A Lecture on the Anti-Slavery Movement

     "If the anti-slavery movement shall fail now, it will not be from outward opposition, but from inward decay. Its auxiliaries are everywhere. Scholars, authors, orators, poets, and statesmen, give it their aid" (Douglas 4).  

     In 1855 Frederick Douglas delivers this lecture to the Rochester Ladies Anti-Slavery Society.  It focuses on the organizations that make up the anti-slavery movement.  The four groups are the Garrisonians, the Anti-Garrisonians, the Free Soil Party, and the Liberty Party.  He critiques the way these groups approach their pursuit of the end of slavery.  He does so in order to examine how the Anti-Slavery movement can continue to grow.
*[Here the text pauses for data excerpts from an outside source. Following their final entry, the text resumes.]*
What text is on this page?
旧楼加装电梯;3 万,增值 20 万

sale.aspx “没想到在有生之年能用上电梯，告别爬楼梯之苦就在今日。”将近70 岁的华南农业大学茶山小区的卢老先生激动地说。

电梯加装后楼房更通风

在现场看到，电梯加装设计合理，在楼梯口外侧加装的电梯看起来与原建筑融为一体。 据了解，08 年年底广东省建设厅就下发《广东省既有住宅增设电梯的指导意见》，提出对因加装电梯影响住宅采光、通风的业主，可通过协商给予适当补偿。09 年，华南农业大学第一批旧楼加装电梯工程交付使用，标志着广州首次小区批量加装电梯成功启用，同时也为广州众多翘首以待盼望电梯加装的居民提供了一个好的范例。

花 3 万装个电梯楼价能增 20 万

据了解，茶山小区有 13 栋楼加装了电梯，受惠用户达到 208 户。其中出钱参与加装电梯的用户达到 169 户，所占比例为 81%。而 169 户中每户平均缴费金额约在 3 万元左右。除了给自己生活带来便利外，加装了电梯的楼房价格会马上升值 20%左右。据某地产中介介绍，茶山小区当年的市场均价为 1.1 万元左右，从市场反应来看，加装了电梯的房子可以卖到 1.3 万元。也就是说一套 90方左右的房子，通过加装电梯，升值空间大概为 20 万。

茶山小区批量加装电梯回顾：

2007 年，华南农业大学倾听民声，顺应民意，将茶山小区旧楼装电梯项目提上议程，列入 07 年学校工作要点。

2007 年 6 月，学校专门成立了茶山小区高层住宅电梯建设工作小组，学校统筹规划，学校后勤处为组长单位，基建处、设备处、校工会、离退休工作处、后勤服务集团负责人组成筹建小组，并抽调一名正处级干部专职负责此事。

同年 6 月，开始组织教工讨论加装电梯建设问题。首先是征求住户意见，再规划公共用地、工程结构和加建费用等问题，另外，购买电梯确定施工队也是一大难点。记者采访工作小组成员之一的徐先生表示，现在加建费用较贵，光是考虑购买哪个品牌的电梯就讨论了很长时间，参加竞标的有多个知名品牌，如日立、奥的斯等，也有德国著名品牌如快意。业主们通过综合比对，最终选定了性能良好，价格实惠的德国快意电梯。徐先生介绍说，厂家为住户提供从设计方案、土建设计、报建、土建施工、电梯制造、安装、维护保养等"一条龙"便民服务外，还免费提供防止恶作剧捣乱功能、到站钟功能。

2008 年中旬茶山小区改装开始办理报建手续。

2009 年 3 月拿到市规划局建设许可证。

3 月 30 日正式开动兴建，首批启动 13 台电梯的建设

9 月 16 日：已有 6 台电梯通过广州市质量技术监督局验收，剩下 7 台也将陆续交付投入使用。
     The reason Douglas takes the time to critique these organizations is because he wants to keep them from dying out.  Even if this were to happen, he believes that the Anti-Slavery movement has become so strong that it will continue to exist.  He does not fear that the movement will be stopped by opposing forces but that it can only end if it decays from within (Douglas 4).  This is why he takes the time to point out the errors in the current branches of the Anti-Slavery movement.  He believes that if these organizations take the wrong path and do not seek to abolish slavery for all men, then the movement will suffer.  He however believes that if those who support the movement hold on to the right principles, then the movement will definitely succeed (Douglas 4).

Douglas, Frederick "A Lecture on the Anti-Slavery Movement" The Americans (1855) Web.  27 March, 2015.